Мама после операции приходила в себя тяжело. Злилась на собственную хромоту, на неуклюжесть. Отец спасался от нее на подледной рыбалке. Ухаживать за собой, мыть полы и готовить мама не позволяла. Но и Лилечку от себя не отпускала. Пересмотрели фотографии, мама подолгу вспоминала, рассказывала давным-давно знакомые, заученные наизусть истории. Как за молоком на комбинат ходила — в пять утра, через пустырь, как у Лилечки был самый пышный бант на Первое сентября. Все перебирала — будто нащупывала в прошлом опору. Когда воспоминания закончились, закончилась и послеоперационная депрессия. Мама повеселела, расписала цветочками костыль, папа забросил удочки.
Про Егора родители не расспрашивали давно. В какой-то момент просто устали запоминать: вместе живут или врозь.
После маминой операции неприятности посыпались пачками.
Сначала прохудился шланг у стиралки. Долго зазывала к себе сантехника из ЖЭКа, сантехник не желал отвлекаться на эдакую мелочь, за которую непонятно, сколько запросить. Поканючив, пообещал сделать бесплатно, но когда — не сказал. Потом стало не до сантехника. В закрытой на ремонт первой кардиологии взломали сейф, вынесли подчистую все обезболивающие и наркотические. Сигнализация не сработала. Лилечка в ту ночь дежурила, и следователь назначил ее главной подозреваемой — даром что первая кардиология на другом этаже, ключи у охраны. Прессовал основательно, со сталинским огоньком. Намекал на показания свидетелей, стыдил детьми. От офицерского его хамства у Лилечки разыгралась гипертония, да так, что пришлось мотаться в обед на уколы. Потом авария. Новую «тойоту» Егор забрал, оставил ей старую «ниву». К удивлению Лилечки, ржавая коробочка заводилась без колебаний и бегала как живая на первых трех передачах. Четвертую выбивало. Но четвертая в городе почти не нужна, а если приспичит, можно рычаг рукой придержать. И вот — сестра Жанна уезжала с мужем на две недели к родне, предложила свою «мазду». Лилечка сдуру согласилась. Просто стояла на светофоре. Печка греет, сиденье не скрипит, льется легкая музыка. Сзади по касательной ее черканул лихой мотоциклист. Вырулил и умчался: как раз включился зеленый. Не гоняться же за ним. Номера не разглядела. Заняла у Марины денег, отогнала «мазду» в ремонт. В обед поездила в мастерскую на ржавой «ниве», торопила мастеров, которые никак не могли покрыть лаком покрашенное уже крыло: лакировщик болел, маляр капризничал, не хотел делать чужую работу.
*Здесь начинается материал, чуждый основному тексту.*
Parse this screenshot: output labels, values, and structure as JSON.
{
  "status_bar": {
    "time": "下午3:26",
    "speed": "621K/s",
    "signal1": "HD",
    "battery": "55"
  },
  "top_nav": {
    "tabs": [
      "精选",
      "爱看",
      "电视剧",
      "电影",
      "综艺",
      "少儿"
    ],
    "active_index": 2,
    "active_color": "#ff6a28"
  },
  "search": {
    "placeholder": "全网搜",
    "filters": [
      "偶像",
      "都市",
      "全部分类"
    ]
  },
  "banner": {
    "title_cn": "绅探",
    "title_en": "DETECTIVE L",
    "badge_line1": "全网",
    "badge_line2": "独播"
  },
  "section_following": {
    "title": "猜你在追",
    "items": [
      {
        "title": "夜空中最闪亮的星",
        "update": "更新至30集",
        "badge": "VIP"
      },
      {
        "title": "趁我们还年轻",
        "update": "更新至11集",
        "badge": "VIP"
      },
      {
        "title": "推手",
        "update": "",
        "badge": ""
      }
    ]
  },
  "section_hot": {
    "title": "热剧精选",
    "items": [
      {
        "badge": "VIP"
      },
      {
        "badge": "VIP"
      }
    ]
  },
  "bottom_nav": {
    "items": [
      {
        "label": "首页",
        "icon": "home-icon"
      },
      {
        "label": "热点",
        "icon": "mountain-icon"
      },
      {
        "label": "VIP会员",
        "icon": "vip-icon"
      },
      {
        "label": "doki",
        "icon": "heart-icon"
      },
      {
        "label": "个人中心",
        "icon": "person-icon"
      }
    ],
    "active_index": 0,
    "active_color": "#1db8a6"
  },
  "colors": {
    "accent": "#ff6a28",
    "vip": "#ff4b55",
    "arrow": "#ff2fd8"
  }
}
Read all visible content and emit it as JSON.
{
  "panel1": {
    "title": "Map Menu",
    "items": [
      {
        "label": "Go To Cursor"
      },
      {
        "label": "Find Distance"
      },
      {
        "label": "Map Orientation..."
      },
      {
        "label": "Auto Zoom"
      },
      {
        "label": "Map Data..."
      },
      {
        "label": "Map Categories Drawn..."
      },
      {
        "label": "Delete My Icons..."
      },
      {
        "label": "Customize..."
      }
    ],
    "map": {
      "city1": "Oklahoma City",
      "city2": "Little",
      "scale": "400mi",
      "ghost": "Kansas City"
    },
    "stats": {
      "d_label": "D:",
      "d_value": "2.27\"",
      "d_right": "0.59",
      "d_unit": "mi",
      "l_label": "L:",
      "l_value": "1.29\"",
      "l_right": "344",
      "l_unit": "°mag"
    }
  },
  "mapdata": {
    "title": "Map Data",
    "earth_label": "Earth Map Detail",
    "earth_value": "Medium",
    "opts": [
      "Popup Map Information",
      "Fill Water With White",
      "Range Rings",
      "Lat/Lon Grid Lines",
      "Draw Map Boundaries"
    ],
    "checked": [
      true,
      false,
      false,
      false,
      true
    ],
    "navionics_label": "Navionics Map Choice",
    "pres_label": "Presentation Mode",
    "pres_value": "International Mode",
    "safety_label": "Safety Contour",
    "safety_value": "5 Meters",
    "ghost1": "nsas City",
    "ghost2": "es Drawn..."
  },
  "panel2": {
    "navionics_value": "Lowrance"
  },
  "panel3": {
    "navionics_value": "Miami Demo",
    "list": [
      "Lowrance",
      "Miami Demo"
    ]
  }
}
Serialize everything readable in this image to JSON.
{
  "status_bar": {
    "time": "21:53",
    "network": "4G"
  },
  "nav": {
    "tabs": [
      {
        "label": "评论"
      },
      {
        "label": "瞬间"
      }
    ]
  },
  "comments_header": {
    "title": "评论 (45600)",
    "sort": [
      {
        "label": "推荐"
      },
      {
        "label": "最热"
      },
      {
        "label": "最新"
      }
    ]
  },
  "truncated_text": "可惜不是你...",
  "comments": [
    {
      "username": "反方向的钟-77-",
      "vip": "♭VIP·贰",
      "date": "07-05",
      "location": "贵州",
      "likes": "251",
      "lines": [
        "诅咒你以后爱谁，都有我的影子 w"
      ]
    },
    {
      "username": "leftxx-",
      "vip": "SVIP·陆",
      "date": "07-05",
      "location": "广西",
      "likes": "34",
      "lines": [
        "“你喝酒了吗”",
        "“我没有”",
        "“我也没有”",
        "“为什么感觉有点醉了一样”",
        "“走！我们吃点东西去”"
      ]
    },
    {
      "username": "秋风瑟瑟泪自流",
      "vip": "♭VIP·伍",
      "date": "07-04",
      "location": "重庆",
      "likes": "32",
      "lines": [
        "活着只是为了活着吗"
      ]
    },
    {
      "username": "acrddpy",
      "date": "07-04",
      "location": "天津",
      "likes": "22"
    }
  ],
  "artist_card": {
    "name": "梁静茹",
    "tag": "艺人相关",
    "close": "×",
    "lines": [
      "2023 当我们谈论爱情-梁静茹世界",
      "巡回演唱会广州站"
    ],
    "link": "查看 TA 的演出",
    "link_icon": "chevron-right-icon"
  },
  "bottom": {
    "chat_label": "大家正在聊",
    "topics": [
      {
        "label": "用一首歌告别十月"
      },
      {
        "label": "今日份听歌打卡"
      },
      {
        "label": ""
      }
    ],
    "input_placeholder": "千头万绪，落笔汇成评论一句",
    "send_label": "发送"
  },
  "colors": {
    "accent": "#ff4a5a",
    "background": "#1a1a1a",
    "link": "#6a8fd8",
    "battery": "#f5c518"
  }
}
Закончили за день до возвращения Жанны. Еще через день с больничной крыши на голову Лилечке рухнула сосулька. Спасибо, не насмерть.
— Ты хоть поплачь, что ли, — советовала Марина, обвязывая ей лоб на манер камикадзе и поглядывая в буддийски отрешенное лицо. — Полегчает.
Лилечка только плечами пожала:
— Мужчины не плачут.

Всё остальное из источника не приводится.